The mother went on to recount: “We discovered it was meningitis H. Influenzae, a very aggressive bacteria that one generally doesn’t catch — its one case in a million — [we] still don’t know how he got it.”
When Sister Pasinetti received Ettore’s call, she promised her prayers and those of the community. Meanwhile, doctors encouraged Rita to disconnect Vasco from life support, warning her that if he stayed alive, he would be a “vegetable.”
“Keep him alive as long as possible,” was her answer.
Ettore recalled what he felt in those moments: “A sadness, an impotence at seeing my son who was already going, and you cannot do absolutely anything. I think it is the hardest thing that I have experienced.”
There was “nothing good” in the situation, according to Rita. “He had a bruise on his brain, rapid heart rate […] purple spots all over his body.”
Sister Pasinetti decided to bring a relic of Blessed Gertrude Comensoli (1847-1903), the founder of her congregation, to the child’s room.
She thought, “I won’t make Vasco get better, but at least I will make them see that we are praying,” the religious recounted. She arrived to his hospital room and left the relic under his pillow.
“I stayed with Rita,” she continued. “We prayed. She was truly desperate at seeing the child that way.” Sister Pasinetti called the sisters of her community to urge prayers. They passed the word to call people to pray and people began to arrive to the parish church in the community to intercede for the child.
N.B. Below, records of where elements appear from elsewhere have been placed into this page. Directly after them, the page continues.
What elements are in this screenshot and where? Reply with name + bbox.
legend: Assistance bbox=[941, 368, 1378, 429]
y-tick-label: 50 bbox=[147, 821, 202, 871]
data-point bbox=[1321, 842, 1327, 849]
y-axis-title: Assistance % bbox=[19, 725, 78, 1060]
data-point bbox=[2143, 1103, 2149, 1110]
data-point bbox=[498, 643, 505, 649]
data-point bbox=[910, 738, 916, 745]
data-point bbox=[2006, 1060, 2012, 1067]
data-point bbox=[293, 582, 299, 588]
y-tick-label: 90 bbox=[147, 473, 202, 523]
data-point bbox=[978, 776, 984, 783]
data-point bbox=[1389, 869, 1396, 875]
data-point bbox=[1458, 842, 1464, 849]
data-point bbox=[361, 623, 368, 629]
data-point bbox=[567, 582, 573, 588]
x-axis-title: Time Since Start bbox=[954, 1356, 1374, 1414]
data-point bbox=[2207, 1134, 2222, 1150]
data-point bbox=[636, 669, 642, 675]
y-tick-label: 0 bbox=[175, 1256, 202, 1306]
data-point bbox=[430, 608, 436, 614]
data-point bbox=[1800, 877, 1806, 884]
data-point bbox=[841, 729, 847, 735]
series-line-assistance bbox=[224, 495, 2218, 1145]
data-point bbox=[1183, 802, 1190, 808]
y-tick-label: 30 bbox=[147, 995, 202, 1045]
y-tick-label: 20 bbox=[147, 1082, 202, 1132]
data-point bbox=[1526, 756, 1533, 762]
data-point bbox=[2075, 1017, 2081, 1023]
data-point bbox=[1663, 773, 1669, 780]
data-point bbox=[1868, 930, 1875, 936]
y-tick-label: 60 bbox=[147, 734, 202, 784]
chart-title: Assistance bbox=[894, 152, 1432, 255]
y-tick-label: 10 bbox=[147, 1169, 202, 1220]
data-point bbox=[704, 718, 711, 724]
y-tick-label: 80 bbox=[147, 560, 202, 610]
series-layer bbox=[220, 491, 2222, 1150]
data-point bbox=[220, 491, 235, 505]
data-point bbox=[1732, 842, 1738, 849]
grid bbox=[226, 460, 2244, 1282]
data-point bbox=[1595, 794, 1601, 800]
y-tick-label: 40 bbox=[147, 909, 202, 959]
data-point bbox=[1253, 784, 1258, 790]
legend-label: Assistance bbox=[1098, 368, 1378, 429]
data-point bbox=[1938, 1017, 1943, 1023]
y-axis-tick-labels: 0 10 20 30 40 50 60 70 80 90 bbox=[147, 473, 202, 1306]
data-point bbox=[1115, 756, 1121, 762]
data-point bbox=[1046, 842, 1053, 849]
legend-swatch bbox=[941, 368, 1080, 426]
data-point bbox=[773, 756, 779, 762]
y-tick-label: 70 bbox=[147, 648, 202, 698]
Gaia, Vasco’s 14-year-old sister, also went to the church to pray, not knowing that the sisters had called people together. “I went to the church to pray on my own — in a moment like that, you don’t know what to cling to. I found the church full of people,” she recalled.
“When the prayer [meeting] ended, the people weren’t going home,” Sister Pasinetti remembered. “They stayed to pray. I’d never seen something like that.”
The woman religious and her sisters started a novena to Mother Gertrude.
Some days later, a doctor arrived to greet Vasco’s parents with exuberance, something which struck them both as odd, since just an hour before, the child’s condition was the same.
“Vasco is out of danger,” the doctor told them.
“It was an unexplainable healing,” Rita assured.
Vasco, who today is 12 years old, says he does not remember anything about being sick, except the moment in which he woke up. “I looked at the sheets, I looked around me and I said, ‘What am I doing here?’ Then I said, “Mom, bring me my clothes because I want to go home.’ She was very happy. She almost cried and she hugged me.”
When the child returned to school, he told the sisters of the Blessed Sacrament and his classmates what had happened: “When I was in the hospital, Mother Gertrude came by without letting herself be seen by the doctors. […] She came in and stood close to my bed.”
Today, Rita continues awestruck by what happened nearly eight years ago. Though she was a woman of faith, she did not often practice her religion. “I do not know how it was possible,” she said. “I ask myself many questions. I do not know why God chose us. What a lesson.”
Sister Pasinetti is sure it was a miracle: “And it is not easy because it asks you to change. In any case, here too the Lord loves everyone. He does not look if one is practicing or not practicing. The Lord has come for everyone.”
This Sunday, Vasco’s family will attend the canonization of Sister Gertrude Comensoli in St. Peter’s Square.
“I lost my mother one year after all of this,” Rita noted. “I think that if she would have died before this happened, I would have experienced it in a different way. Now I am not afraid even of death, because it forms part of life.”